Very confusing ideas.

What is purity anyway? It didn’t always exist. It’s a human invention, it has to be. So where did it come from?

There are some clues in the word itself. The purity here is being used in a moral kind of sense. The word ‘pure’ has other meanings than just the moral. It can mean the purity of a substance, like pure water, or pure gold. In this case, it means that the substance hasn’t been mixed with anything. So is this what moral purity means? Someone who has not been mixed with anything?

It makes a kind of sense when a you think about it that way – at least at first. You can take up the view that a person starts off with a moral state that is unmixed with anything. Then if they engage in some kind of immoral act, their moral state takes on some kind of blotch, at which point they have moral state that is not entirely unmixed. It has become impure.

But this then begs some very confusing questions. What is this moral state a person carries around with them? And by what process does an immoral act leave its mark? And what even counts as an immoral action anyway?

What’s this moral state thing we’re carrying around with us? It can’t leave some kind of physical trace on our bodies like memory. It’s not something you can surgically remove and point to. If it was some earthly institution would have branded it by now. And if it’s not physical, what is it? Abstract? Outside of space and time? How would that even work? Where is the connection between this moral state and us who ‘carry’ it?

And if this strange moral state, being abstract and outside of space and time, does exist – how then does an earthly and immoral action, enmeshed deep within the confines of space and time, manage to influence this lofty moral state? How does an earthly action generate a blemish that may inflict itself upon something so aethereal? How does that work?

And what distinction is there between a moral act and an immoral one that empowers an immoral act to generate this blemish, and the moral act not? Where does such distinction come from? Where does it exist? Outside of space and time again?
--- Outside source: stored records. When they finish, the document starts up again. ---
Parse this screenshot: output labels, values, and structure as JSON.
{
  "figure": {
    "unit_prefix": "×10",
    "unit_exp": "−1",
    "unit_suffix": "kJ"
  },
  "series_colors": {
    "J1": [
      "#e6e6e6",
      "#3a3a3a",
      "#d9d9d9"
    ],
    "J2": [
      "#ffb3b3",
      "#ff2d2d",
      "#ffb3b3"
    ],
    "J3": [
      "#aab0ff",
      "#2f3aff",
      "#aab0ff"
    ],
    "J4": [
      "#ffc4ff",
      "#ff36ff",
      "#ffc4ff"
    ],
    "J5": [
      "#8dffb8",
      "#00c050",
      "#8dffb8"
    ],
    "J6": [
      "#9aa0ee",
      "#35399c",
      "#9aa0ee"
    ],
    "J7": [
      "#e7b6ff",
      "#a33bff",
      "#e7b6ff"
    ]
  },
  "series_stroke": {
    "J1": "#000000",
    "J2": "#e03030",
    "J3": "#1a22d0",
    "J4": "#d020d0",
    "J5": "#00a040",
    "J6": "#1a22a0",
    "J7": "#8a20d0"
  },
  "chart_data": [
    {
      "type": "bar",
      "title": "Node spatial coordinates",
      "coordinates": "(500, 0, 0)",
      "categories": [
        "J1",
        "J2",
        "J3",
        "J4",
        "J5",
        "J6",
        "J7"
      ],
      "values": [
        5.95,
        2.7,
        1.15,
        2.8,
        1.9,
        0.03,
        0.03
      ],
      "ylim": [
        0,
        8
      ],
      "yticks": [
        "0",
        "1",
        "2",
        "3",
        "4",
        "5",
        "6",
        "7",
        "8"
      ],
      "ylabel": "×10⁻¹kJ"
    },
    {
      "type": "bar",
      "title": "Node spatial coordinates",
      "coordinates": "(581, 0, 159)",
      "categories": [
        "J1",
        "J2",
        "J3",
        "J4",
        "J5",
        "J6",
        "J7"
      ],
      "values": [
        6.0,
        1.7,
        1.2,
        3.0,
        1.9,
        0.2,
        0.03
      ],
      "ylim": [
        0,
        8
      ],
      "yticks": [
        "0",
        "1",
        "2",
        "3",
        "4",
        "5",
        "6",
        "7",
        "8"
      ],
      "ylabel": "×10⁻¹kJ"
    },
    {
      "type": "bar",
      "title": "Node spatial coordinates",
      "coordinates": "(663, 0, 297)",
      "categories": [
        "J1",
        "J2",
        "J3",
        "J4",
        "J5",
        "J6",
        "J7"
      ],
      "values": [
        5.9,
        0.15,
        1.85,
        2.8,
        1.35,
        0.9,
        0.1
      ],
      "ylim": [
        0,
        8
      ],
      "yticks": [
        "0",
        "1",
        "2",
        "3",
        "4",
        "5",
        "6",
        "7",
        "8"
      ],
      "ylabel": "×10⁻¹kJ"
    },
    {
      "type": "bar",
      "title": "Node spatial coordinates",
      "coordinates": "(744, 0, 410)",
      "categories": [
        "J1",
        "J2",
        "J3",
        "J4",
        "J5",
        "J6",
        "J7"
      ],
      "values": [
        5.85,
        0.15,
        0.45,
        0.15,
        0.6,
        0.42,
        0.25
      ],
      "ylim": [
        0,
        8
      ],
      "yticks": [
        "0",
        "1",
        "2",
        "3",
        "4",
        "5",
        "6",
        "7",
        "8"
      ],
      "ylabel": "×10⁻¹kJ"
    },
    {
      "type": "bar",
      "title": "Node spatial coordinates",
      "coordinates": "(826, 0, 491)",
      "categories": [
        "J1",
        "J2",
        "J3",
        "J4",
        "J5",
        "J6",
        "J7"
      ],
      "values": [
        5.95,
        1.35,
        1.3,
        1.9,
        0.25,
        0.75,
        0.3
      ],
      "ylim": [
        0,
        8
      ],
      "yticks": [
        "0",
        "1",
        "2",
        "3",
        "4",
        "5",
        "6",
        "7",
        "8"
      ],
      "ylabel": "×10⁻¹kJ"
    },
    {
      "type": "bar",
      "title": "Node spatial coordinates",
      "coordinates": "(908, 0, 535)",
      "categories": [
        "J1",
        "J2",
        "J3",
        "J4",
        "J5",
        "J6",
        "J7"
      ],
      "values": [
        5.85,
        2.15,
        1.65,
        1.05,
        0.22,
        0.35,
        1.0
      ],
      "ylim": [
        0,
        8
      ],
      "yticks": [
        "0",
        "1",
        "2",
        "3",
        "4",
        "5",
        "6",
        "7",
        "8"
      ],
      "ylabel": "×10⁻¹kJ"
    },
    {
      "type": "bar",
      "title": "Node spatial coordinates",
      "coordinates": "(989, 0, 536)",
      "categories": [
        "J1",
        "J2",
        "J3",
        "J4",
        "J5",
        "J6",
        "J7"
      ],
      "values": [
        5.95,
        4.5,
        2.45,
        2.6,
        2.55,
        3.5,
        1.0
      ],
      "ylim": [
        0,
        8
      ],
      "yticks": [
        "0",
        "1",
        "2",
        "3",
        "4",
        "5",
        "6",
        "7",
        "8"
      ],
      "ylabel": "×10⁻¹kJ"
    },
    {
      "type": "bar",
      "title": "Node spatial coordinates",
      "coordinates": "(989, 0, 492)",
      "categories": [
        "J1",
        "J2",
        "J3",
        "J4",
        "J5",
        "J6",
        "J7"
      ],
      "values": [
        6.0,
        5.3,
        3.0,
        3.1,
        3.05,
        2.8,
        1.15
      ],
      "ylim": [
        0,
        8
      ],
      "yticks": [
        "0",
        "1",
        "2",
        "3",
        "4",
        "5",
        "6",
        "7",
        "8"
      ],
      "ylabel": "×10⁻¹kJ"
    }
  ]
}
If so, how is it that this definition is so enmeshed within actions that are themselves so tightly bound to the earthly realm?

Very confusing questions.

Yet all the more confusing still to consider the relation between purity and sex. Why is it that a woman having never known sex can be said to be more pure than a woman who has? What is it that is so particular to sexual experience to make it so much more impure than other experiences? Is an unbroken hymen somehow more pure than a broken one? Does the earthly act of having her hymen broken somehow generate some kind of blemish that then somehow translate itself onto her aethereal moral state?

And how is it that this very same act is suddenly pure given a simple ceremony of marriage? Does the blemish travel up from the hymen and down the arm only to be held in check by the woman’s wedding ring? If a wedding ring, then why not a boyfriend ring, or a friendship ring, or an acquaintance ring, or an I-just-really-felt-like-it ring, or any ring of any kind? Under what perverse physical law or mechanism does pure sex in the bed of marriage operate so as to distinguish it from impure sex outside of it? What’s going on here? How does this strange idea work in the arena of time, space, and brutally honest reality?

What is this link between sex and purity? Where was it invented? Why was it invented? How is it that someone can even utter the idea without their brain tying itself into knots with the sheer confusion of it all?

Does purity exist? Is purity true? Is purity real?

Very confusing questions.

Much easier, much less confusing, to do away with this strange idea of purity. To take each woman, each man, each lover and each moment sans aethereal moral state. To take them as they are and for what they are.

What else can they be, if not what they are?